HIF-1α and RhoA Drive Enhanced Motility and Aerotaxis of Polyaneuploid Prostate Cancer Cells in Hypoxia

Most cancer deaths result from metastasis, yet only a rare subset of tumor cells can complete this process. Among these, polyaneuploid cancer cells (PACCs), which arise via endoreplication under stressors such as hypoxia, are implicated as metastatic drivers, but how they acquire this potential is poorly understood. Here, we show that prostate cancer-derived PACCs exhibit features predictive of invasion and intravasation. Time-lapse fluorescence microscopy and single-cell tracking under hypoxia revealed that PACCs migrated significantly farther than Non-PACCs, consistent with local invasion.
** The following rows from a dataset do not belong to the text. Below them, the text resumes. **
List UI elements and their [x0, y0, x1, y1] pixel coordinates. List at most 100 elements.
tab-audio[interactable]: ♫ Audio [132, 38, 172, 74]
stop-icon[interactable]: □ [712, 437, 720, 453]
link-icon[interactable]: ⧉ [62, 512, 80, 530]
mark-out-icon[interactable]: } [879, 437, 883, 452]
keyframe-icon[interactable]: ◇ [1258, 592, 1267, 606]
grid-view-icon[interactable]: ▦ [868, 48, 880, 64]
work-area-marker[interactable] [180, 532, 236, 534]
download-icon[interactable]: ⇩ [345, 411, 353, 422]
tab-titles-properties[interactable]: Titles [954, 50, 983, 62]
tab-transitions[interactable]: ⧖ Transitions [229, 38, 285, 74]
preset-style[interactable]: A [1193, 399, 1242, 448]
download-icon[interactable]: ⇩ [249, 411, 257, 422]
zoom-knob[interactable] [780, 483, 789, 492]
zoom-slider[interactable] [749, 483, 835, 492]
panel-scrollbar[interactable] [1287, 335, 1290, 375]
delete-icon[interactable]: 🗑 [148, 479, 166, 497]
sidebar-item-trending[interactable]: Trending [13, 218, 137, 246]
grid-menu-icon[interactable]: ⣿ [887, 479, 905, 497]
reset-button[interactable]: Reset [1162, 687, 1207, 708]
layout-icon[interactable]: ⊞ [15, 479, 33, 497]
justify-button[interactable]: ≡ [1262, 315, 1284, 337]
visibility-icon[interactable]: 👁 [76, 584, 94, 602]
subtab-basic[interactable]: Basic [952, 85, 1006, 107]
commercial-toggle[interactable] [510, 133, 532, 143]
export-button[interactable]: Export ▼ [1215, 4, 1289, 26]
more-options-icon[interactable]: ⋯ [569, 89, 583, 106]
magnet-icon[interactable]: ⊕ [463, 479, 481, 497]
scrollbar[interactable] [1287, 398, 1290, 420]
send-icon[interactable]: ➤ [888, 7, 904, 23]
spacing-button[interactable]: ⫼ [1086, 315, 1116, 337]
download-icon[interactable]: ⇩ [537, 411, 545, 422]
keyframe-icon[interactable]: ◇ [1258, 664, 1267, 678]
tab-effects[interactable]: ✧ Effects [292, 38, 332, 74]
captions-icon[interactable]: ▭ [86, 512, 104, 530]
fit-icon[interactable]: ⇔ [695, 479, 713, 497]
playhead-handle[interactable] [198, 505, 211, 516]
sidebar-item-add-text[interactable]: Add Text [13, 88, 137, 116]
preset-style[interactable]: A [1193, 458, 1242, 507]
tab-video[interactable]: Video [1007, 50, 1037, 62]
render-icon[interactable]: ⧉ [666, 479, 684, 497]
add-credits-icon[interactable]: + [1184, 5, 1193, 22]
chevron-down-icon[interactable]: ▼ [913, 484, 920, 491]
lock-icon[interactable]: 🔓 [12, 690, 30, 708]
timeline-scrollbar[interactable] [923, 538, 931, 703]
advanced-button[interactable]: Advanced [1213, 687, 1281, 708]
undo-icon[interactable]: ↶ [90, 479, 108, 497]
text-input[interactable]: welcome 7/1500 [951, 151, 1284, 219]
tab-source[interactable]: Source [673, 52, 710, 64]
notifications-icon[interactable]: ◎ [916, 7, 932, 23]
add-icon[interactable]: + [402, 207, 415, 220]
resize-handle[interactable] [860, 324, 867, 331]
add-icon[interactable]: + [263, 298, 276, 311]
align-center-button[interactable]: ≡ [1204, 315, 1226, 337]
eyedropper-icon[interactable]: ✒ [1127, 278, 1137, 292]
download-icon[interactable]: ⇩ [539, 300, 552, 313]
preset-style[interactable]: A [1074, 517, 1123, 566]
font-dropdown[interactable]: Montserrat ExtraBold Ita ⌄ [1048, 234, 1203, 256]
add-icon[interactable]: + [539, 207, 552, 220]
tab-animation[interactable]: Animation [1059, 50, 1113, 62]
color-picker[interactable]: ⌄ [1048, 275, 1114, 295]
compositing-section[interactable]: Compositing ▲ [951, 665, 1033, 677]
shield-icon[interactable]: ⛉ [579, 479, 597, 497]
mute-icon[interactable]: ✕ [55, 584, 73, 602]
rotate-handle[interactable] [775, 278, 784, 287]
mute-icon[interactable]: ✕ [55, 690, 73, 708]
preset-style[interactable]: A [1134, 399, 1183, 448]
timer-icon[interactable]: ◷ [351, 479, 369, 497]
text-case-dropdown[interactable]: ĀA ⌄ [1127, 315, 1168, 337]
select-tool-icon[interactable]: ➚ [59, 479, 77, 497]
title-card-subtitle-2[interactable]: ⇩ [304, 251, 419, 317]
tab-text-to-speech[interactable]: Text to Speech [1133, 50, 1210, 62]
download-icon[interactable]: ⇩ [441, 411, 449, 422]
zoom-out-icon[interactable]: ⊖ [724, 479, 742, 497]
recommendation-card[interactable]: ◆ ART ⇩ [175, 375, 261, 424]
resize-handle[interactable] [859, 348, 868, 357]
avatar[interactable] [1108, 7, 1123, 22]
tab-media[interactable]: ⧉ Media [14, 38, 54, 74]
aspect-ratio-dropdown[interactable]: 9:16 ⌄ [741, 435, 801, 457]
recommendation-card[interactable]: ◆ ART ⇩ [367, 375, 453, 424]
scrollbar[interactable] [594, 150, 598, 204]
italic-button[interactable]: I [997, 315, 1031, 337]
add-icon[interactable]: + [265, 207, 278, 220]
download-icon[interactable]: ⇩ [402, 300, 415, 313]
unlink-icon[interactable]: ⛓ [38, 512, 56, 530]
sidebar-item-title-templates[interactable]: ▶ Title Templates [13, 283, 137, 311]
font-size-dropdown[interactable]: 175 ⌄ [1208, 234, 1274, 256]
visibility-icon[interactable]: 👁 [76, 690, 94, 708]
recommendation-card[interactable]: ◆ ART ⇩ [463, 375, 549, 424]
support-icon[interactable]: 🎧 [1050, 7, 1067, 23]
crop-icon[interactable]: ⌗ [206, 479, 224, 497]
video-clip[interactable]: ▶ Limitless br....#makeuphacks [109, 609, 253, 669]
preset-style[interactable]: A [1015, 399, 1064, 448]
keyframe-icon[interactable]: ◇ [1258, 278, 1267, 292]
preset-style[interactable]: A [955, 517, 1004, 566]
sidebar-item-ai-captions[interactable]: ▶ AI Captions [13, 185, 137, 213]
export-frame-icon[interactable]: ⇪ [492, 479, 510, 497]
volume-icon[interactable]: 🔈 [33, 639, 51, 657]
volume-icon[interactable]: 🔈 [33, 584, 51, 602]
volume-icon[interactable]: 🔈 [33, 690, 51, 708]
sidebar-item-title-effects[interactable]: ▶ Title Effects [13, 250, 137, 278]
PACC trajectories showed a strong tendency to migrate toward oxygen, consistent with aerotaxis and predictive of intravasation. siRNA-mediated knockdown demonstrated that the enhanced motility and aerotaxis of hypoxic PACCs require both HIF-1αand RhoA, with RhoA expression suppressed upon HIF-1α inhibition. Altogether, we propose a HIF-1α→ RhoA → motility/aerotaxis mechanism enabling PACCs to escape hypoxic cores, invade tissue, and access vasculature, highlighting them as a uniquely invasive subpopulation with implications for anti-metastatic therapies.